In your book, you refer to Dürer, da Vinci and the Greeks, pointing out that they used mathematics to explore ideas about anatomical beauty. You also of course mention Escher. Could you tell me how the post-Escher math art you chose to write about is new and different?

The works I chose are different because they’re driven explicitly by ideas in math. Escher gave visual form to these paradoxical ideas about impossible worlds made possible. He wasn't driven by the ideas of math — he later discovered the way in which his works were mathematical in spirit. But he wasn’t a mathematician. Many of the artists in my book talk about their connection with Escher’s art, but what they’re doing, for the most part, is more intentionally focused on representing these heady ideas.

Were you always so taken with the beauty of certain mathematical concepts?

Yes, definitely. I mentioned Euclid’s proof of the infinitude of the primes as one example. It’s just so clean, and so intuitive. I also love the fact that even though the Pythagorean Theorem was proved thousands of years ago, mathematicians continued to come up with new proofs. Hundreds of proofs. I also see a kind of elegance, challenge, and beauty in unproved statements, like the Goldbach Conjecture, which says that every even integer larger than two is the sum of two prime numbers. It’s so easy to state, but it shows the limitation of what we know. There’s beauty in not knowing — a kind of temptation and itch that needs to be scratched, too, but also a kind of beauty.

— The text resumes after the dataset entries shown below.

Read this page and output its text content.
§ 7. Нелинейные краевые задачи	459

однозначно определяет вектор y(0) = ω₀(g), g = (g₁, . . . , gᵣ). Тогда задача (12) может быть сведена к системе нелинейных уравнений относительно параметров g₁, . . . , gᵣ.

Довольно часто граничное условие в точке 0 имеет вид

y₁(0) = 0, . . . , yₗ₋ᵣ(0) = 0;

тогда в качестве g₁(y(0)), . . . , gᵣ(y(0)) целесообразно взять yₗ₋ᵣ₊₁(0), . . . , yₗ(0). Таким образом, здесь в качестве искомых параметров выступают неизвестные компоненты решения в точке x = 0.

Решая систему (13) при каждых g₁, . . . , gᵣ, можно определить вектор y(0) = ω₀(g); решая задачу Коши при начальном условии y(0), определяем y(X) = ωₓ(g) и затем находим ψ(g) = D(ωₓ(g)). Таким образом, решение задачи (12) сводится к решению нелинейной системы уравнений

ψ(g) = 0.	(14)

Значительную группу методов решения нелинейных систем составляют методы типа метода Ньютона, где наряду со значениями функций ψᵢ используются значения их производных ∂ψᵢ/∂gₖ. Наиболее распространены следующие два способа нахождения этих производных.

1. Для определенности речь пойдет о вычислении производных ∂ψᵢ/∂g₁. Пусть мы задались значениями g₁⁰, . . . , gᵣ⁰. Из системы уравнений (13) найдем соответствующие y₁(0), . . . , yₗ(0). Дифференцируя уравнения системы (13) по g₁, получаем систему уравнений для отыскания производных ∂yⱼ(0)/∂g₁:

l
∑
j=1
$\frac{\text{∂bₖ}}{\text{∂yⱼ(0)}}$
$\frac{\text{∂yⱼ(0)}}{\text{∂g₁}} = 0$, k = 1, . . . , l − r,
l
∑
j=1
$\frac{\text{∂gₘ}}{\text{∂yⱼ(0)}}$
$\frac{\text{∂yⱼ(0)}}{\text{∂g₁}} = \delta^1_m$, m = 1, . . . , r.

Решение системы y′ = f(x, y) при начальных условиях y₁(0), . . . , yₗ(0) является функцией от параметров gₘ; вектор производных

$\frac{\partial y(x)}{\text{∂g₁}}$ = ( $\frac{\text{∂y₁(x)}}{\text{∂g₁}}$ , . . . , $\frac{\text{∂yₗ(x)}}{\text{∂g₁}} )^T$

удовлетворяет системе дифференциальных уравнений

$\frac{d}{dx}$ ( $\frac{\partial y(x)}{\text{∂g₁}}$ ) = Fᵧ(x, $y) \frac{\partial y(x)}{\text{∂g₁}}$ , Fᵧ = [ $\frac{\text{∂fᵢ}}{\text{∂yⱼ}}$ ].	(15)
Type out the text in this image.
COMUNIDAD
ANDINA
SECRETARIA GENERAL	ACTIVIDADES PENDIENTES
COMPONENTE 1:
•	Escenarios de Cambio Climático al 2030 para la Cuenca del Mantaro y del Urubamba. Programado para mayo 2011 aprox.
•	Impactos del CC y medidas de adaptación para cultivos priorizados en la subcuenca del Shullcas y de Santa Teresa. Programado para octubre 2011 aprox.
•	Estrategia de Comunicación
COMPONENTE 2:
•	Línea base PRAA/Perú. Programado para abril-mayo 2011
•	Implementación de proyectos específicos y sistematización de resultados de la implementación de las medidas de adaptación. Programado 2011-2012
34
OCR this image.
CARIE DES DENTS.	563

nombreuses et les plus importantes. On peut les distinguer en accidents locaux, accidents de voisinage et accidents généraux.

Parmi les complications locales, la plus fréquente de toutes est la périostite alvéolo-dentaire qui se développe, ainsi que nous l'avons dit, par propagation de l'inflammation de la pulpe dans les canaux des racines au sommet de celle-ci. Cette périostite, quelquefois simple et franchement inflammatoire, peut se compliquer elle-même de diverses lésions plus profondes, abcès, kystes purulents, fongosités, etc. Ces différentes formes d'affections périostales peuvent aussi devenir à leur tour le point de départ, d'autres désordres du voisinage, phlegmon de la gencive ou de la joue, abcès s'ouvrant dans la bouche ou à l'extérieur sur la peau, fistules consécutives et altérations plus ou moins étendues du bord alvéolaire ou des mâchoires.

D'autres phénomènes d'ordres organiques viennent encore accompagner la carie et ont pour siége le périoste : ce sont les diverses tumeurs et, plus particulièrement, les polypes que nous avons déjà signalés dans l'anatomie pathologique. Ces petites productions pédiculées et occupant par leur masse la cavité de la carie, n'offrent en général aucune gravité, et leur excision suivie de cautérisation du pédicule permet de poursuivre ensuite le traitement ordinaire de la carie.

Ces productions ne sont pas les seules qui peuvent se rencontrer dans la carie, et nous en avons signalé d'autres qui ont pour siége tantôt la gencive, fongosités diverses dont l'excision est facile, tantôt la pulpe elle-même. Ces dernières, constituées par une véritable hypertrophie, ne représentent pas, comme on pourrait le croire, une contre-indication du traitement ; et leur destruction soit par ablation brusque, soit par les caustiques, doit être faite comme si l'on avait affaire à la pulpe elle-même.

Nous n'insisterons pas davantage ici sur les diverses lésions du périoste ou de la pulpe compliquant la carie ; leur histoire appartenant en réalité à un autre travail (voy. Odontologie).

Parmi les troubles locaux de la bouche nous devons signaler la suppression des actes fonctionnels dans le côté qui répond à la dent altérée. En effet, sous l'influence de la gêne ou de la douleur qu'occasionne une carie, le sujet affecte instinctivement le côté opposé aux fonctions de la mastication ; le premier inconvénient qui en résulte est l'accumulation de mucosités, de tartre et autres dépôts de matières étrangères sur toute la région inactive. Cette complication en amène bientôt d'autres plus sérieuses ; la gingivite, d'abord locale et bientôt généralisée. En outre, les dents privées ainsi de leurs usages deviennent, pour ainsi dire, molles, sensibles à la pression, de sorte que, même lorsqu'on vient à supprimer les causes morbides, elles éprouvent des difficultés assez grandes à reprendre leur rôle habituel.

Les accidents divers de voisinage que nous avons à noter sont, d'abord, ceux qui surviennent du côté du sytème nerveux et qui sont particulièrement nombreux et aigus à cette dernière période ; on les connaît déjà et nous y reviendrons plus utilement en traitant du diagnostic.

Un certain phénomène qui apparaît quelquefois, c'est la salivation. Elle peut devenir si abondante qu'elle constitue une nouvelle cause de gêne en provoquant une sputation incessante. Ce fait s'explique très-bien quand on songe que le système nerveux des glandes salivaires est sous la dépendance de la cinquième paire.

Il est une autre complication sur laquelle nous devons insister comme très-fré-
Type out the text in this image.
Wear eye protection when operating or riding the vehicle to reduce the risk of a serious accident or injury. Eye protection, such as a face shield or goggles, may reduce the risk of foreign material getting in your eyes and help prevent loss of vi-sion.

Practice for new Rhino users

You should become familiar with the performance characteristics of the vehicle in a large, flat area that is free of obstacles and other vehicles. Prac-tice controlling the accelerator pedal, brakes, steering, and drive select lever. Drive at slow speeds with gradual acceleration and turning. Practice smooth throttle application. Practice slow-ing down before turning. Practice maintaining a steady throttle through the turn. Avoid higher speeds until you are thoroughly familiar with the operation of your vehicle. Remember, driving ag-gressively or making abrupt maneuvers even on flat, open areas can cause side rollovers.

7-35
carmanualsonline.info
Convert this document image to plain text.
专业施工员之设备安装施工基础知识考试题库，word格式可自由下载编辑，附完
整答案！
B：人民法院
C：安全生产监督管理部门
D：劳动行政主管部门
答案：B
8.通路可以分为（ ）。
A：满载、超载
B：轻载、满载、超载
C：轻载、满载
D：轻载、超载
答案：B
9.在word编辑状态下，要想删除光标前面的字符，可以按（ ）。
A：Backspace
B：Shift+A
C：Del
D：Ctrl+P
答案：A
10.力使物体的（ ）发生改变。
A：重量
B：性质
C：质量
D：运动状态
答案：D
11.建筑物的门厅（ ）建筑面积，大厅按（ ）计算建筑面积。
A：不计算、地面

What were the most surprising or unexpected examples of math-driven art that you came across?

The weaving patterns introduced by Ada Dietz caught me completely off-guard. She’s one of the only artists in the book who’s not still alive today, but her work just seemed too fascinating not to include. She expanded algebraic expressions, and then used those expanded expressions to determine settings on her loom. The patterns are unlike any other woven things I’ve seen. Her work is a great example of how handwork can be so closely and intimately tied to interesting ideas in math.

You have said that art inspired by math is a growing field. Why now?

Galleries across the country are hosting more math art exhibitions every year; and math artists are publishing monographs and books of their work. In addition, I’ve seen growing interest in combining math with poetry, and with dance, and other arts. I’m not sure why now, but I’m glad it's happening. Maybe it’s because all these artists are finding each other, and establishing community, and offering support to younger, emerging artists as well. Maybe they have time to indulge these ideas. Or maybe the time is ripe for these ideas to finally come together.